У меня в памяти остался твой безумный крик, когда он оставил тебя. Кричала ты так страшно, что он должен был слышать тебя духом; и, верно, ибо как же иначе мог бы он приходить к тебе! Ты говорила мне потом, что часто ощущаешь его рядом с собой в доме...
Я скажу тебе: твоя душа увеличилась от страданий, потому ты его и чувствовала.
Чистая и гармоничная была ваша жизнь, и хоть вы на меня не смотрели, детушки мои, а я вас всё видел...
До одинаковой степени были умы ваши взращены, до одинаковой степени внутренняя красота в вас развита, до одинакового тона настроены.

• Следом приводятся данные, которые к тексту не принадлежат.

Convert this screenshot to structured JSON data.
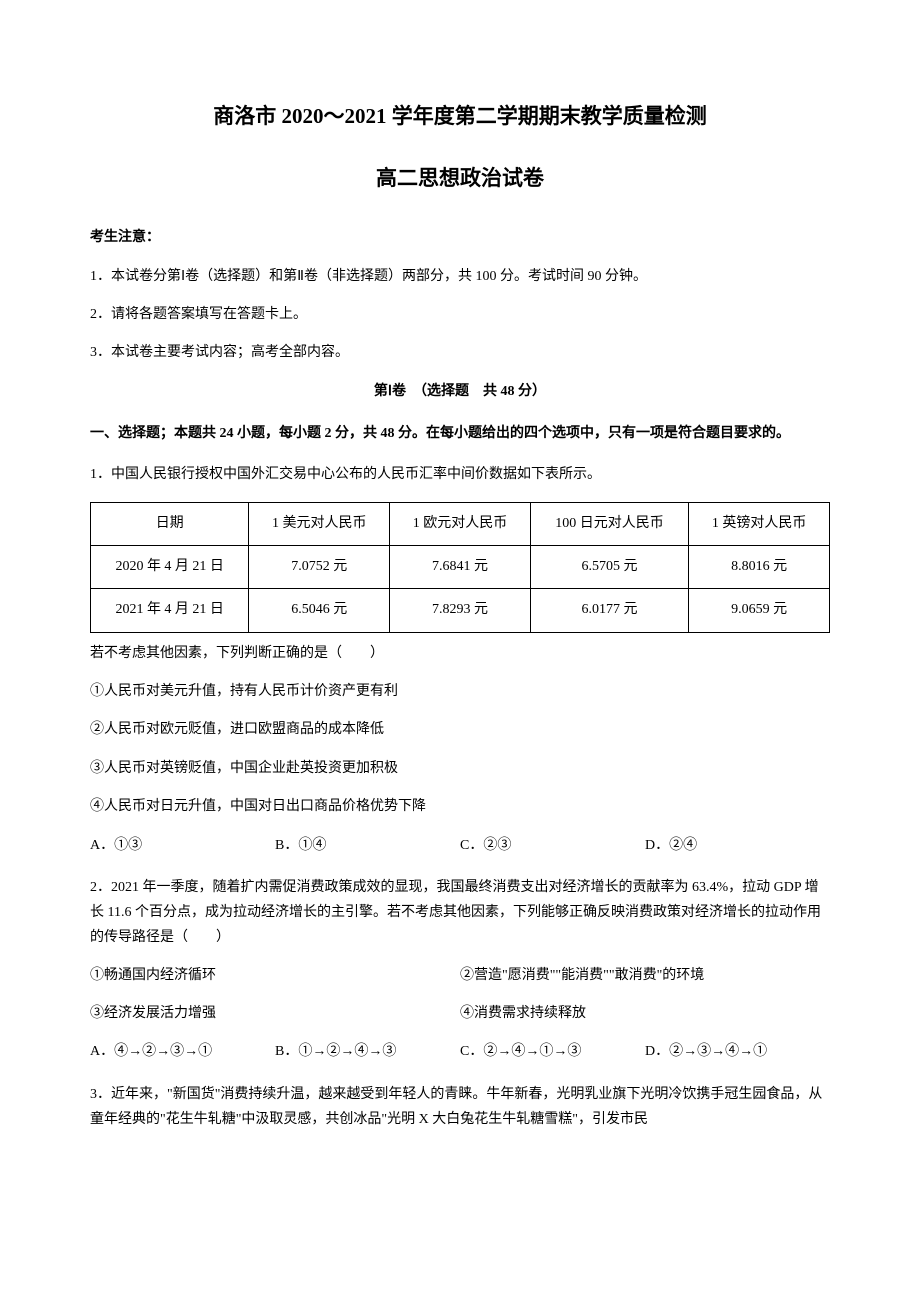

А потом... Вы держались каким-то странным инстинктом тайного правила, которое можно, например, выразить такими словами: вы всегда считали, что нужно ещё что-то сделать, чтобы любить друг друга взаимно, чтобы себя взаимно завоевать, себя взаимно заслужить. Вы не считали себя уже женатыми, не думали, что "завоевали" друг друга окончательно; что уже полностью друг друга достойны, стоите друг друга.